The Center for Advanced Electronics through Machine Learning (CAEML), which has been funded as a Phase I IUCRC by the National Science Foundation since 2017, has just received funding from NSF to proceed with a second five-year phase. Phase II research will officially kick off on August 1, 2022.
CAEML is a partnership among North Carolina State University, the University of Illinois Urbana-Champaign and the Georgia Institute of Technology. In addition to director Rosenbaum, who is the Melvin and Anne Louise Hassebrock Professor in Electrical and Computer Engineering at UIUC, the leadership team consists of Paul Franzon, who is the Cirrus Logic Distinguished Professor of Electrical and Computer Engineering at NC State, and Madhavan Swaminathan, who is the John Pippin Chair in Microsystems Packaging & Electromagnetics and Director of the Packaging Research Center at Georgia Tech.
Frazon joined NC State ECE in 1989 as an assistant professor. Since then, he held the positions of associate professor, professor, and now Cirrus Logic Distinguished Professor. Frazon started as the Director of Graduate Programs of the Department of Electrical and Computer Engineering at NC State in May 2016. He received his Bachelor’s in Physics and Mathematics from the University of Adelaide, Australia in 1982. Later, he received his Master’s and Ph.D. in Electrical Engineering from University of Adelaide, Australia in 1984 and 1988, respectively.
CAEML’s research vision is to apply machine learning to the design of optimized microelectronic circuits and systems, thereby increasing the efficiency of electronic design automation (EDA) and resulting in reduced design cycle time and radically improved reliability.
In keeping with the nature of NSF’s IUCRC (Industry–University Cooperative Research Center) program, CAEML is centered around partnerships with industry members who contribute research funding and help guide the center’s research by identifying the greatest industry needs and serving as mentors for research projects. Administrative costs are covered by NSF, and industry participants get rights to IP and access to top-notch graduate students who perform industry-relevant research.
According to CAEML director Elyse Rosenbaum, “The university participants are gratified by the knowledge that their work will affect industry practice. Center participation is especially beneficial for the students and the junior faculty, who learn about real-world technical challenges and get to apply their creativity and knowledge to the solutions.”
Phase I accomplishments to date include publication of over 70 papers (some with industry co-authors), delivery of 20 webinars, and receipt of 11 awards or award nominations. Twelve students who participated in CAEML’s Phase I have already been hired into full-time positions by CAEML member companies. In addition, prior to graduation, many students have held summer internships at CAEML companies.

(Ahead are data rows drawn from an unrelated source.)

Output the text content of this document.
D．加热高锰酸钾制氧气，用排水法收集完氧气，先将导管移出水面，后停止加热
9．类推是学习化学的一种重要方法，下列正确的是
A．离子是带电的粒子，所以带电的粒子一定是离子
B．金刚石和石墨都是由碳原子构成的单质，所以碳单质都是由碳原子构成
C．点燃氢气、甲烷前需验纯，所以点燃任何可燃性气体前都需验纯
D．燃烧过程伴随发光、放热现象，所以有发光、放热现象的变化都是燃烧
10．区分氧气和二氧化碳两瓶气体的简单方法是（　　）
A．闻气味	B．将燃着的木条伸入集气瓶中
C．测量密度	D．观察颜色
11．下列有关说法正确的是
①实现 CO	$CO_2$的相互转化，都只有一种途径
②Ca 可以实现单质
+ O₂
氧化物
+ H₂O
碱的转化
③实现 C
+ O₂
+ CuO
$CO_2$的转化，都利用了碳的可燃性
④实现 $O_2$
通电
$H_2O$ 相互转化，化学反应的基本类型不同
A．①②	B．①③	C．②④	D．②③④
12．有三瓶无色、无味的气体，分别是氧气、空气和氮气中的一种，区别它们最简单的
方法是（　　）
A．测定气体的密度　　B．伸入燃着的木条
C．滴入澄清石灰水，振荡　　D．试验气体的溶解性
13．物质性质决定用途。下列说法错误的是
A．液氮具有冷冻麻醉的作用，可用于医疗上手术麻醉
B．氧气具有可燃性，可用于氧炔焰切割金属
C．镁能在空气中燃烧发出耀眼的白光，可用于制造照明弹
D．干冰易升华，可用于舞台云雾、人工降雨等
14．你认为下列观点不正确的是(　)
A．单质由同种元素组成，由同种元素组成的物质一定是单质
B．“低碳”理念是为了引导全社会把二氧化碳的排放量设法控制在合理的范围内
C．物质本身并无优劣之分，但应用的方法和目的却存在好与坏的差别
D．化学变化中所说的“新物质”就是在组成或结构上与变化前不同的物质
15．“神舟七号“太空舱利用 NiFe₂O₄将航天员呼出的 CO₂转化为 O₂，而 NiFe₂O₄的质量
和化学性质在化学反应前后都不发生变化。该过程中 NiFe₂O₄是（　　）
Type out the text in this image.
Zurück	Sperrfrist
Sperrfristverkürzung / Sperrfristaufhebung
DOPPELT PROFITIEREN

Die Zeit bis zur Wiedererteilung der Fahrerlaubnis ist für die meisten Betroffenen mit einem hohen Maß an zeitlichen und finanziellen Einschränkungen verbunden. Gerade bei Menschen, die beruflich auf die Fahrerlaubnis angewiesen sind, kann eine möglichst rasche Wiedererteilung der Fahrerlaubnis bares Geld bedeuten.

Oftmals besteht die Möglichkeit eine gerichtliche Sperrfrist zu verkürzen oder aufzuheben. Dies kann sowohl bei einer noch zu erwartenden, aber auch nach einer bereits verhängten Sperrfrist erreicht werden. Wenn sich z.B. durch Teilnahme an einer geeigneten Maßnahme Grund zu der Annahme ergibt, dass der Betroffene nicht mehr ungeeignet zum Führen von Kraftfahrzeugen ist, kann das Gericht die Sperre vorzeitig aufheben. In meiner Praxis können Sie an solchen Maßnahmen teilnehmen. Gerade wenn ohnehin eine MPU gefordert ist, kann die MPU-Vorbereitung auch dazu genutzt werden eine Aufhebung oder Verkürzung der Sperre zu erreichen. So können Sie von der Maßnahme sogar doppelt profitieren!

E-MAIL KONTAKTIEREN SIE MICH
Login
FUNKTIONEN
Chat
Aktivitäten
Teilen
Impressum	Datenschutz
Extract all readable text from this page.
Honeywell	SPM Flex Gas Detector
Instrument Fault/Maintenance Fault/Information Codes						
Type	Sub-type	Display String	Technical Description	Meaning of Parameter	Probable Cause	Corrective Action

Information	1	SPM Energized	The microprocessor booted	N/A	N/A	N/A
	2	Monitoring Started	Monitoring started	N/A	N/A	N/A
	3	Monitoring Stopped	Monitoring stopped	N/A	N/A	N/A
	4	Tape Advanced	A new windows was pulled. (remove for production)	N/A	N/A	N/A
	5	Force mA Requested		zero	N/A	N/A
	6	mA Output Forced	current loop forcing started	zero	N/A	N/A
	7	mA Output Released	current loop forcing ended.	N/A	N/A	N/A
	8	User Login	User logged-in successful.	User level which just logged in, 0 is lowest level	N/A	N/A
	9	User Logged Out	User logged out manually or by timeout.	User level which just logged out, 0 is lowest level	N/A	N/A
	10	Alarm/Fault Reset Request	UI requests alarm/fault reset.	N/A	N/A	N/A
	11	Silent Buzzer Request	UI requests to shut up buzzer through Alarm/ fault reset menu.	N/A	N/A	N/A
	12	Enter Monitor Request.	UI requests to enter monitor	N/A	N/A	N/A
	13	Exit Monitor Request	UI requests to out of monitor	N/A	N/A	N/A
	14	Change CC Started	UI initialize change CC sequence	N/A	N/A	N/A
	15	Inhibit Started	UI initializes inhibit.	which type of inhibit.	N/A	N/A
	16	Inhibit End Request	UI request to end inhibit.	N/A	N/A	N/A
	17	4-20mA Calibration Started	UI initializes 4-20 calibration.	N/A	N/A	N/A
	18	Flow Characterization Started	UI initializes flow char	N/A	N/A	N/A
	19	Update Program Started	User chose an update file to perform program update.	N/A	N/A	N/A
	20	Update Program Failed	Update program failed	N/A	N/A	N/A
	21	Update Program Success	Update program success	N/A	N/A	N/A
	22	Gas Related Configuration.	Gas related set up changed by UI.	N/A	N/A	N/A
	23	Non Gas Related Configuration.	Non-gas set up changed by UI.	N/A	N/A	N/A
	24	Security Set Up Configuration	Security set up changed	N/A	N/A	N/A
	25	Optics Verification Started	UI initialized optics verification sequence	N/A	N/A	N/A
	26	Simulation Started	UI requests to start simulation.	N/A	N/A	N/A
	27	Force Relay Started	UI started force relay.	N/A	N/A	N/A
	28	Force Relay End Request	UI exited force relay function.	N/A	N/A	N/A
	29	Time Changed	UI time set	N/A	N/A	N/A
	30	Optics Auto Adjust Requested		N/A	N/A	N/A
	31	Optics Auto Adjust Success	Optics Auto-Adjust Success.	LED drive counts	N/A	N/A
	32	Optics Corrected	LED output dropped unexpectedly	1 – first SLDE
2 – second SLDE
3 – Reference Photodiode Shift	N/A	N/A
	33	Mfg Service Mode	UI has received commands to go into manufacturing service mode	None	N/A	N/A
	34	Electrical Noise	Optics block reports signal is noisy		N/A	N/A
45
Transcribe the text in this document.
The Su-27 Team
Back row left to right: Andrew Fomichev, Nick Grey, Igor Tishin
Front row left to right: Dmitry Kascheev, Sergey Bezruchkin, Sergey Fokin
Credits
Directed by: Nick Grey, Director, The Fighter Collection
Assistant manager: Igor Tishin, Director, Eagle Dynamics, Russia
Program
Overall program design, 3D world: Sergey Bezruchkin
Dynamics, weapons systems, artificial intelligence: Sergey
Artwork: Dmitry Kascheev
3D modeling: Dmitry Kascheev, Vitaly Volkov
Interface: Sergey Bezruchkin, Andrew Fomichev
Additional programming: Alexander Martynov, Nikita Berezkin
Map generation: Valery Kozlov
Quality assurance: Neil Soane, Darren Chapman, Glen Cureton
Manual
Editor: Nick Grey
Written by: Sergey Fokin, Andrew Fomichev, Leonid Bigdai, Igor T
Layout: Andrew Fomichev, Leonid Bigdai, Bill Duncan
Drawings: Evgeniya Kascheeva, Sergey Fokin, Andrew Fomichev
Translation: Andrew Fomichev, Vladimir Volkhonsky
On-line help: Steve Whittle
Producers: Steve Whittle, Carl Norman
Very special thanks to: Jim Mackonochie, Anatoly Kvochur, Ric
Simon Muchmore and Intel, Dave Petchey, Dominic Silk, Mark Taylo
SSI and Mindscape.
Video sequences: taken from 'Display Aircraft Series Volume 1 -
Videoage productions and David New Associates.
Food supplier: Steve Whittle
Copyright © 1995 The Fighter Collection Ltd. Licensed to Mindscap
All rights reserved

In Phase II, the CAEML team will focus its attention on five technical challenges identified by the center’s industry advisory board: analog circuit design in advanced semiconductor technologies; end-to-end channel models for signal integrity analysis; security of design IP, signals, and data; system models that provide actionable insight to sustain system reliability; and secure access to proprietary data for machine learning (ML), to facilitate research cooperation among companies and between companies and universities.
Rosenbaum says, “Leveraging research results from Phase I, the Phase II CAEML is expected to make significant advances in design optimization and efficiency by developing the capability to learn inverse surrogate models, e.g., an inverse neural network, that provide a mapping from the design specifications to suitable design realizations. The center will continue its work on interconnections of component-level ML models, recognizing that the accuracy of the end-to-end system model is of the utmost importance. CAEML will continue to demonstrate models that account for variability and uncertainty, which is a requirement to achieve a high manufacturing yield.”
The center’s Phase I industry members have diverse interests in microelectronic circuits and systems. The center will welcome both old and new members to Phase II.